A former employee of a motel in Destruction Bay has been awarded $5,000 after the Yukon Human Rights Board of Adjudication found that his boss had violated his rights by repeatedly pulling his pants down.
In a decision dated June 20, the board wrote that it found former Talbot Arm Motel employee Peter Budge had indeed faced sexual harassment at the hands of motel co-owner Charles Eikland, who pulled down Budge’s pants on several occasions from May to September 2014.
Budge originally filed a complaint with the Yukon Human Rights Commission in 2015 over the pantsing incidents and also said that the motel, and by extension, its co-owners Eikland and Suzanne Tremblay, were complicit in the harassment by doing nothing to stop it.
He said that the harassment started after he returned to work following a serious car accident that left him on pain medication and with partial mobility in one of his arms.

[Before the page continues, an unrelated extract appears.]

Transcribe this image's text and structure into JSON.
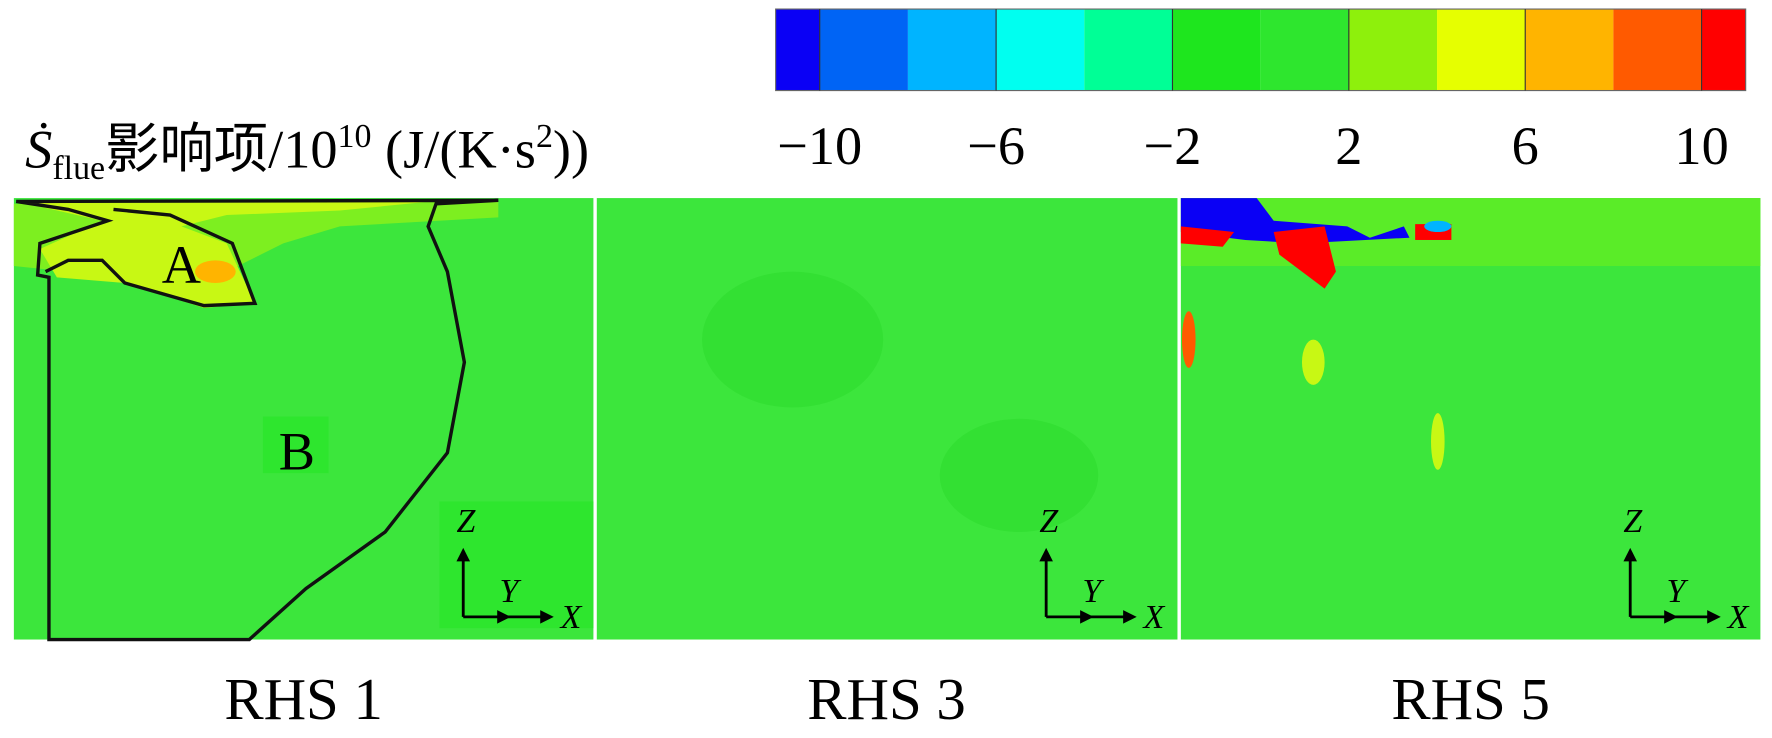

Eikland and Tremblay denied the allegations and represented themselves when the complaint was heard before the board in Whitehorse in May.

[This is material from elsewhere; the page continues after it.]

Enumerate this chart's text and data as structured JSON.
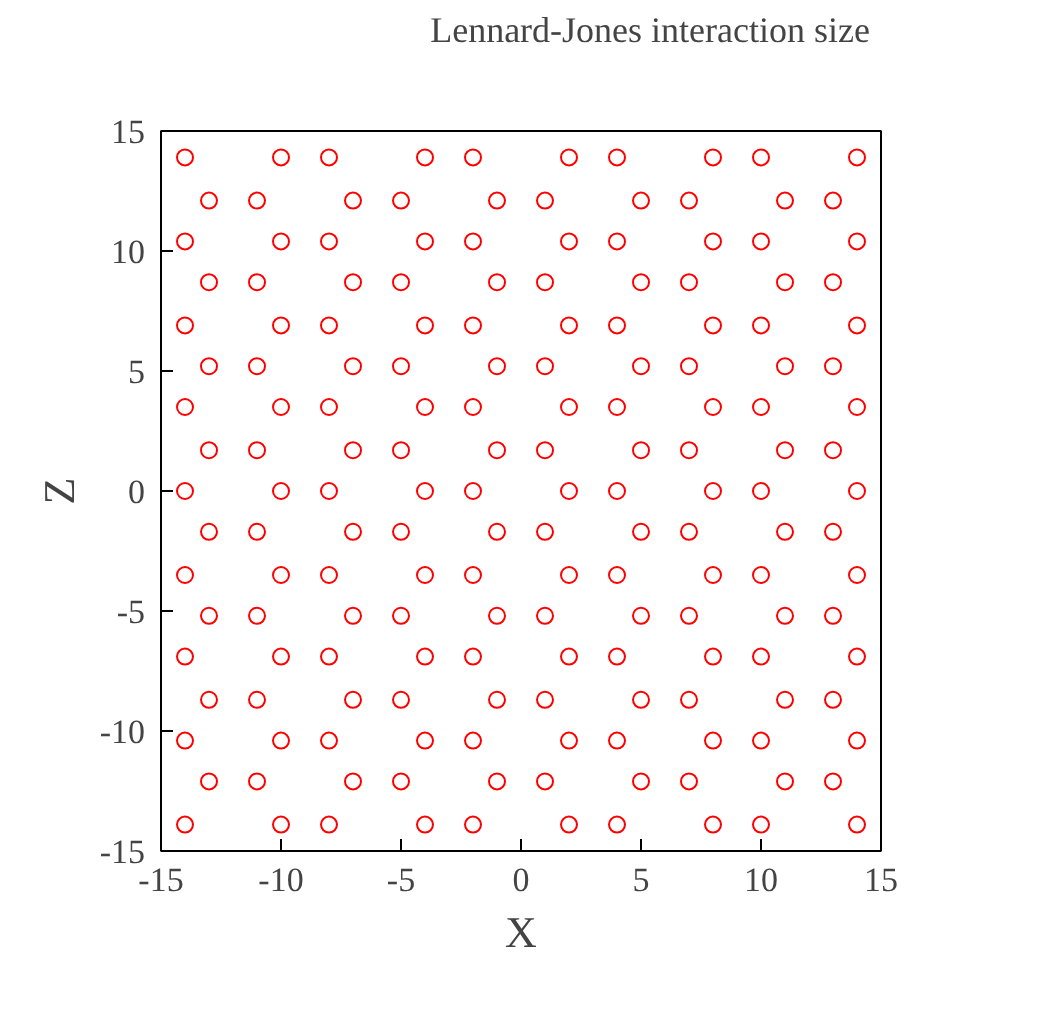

In its decision, the board, consisting of chair Penelope Gawn and members Karen Keenan and B. Bruce Warnsby, wrote that it found Budge’s testimony largely credible, although it found that he “appeared to have a tendency to exaggerate his allegations to an extent that made them improbable and difficult to believe.”
Although it found that Eikland did pull Budge’s pants on several occasions, the board wrote that Budge’s assertion that the pantsing happened daily strained credibility. Witnesses who testified at the hearing only saw between two to five incidents, the board wrote.
The board also believed Tremblay’s evidence that she was unaware of the pantsing incidents and that she would have put a stop to them if she had known.
While it believed Eikland’s testimony that he found the allegations distressing, it did not believe his assertion that he only tried to pull down Budge’s pants once, if at all. It also believed that based on testimony from other witnesses, Eikland was known for joking around with staff.
“Given these circumstances, it is quite possible that the respondent Eikland did not know or did not fully appreciate that his conduct was unwelcome,” the board wrote. “However, he was not merely a co-worker but was an employer as one of the two owner/managers of the motel. The board finds on a balance of probabilities that Eikland certainly ought to have known that his pulling down or attempting to pull down an employee’s pants was unwelcome.”
The commission had submitted that Budge should be awarded $20,000 while Eikland and Tremblay argued that, if any award should be given, it should be $1,500.
Budge had requested $50,000 and a written apology.
The board ultimately awarded Budge $5,000, with both Eikland and Tremblay liable, and said that it did not have the power to order a written apology.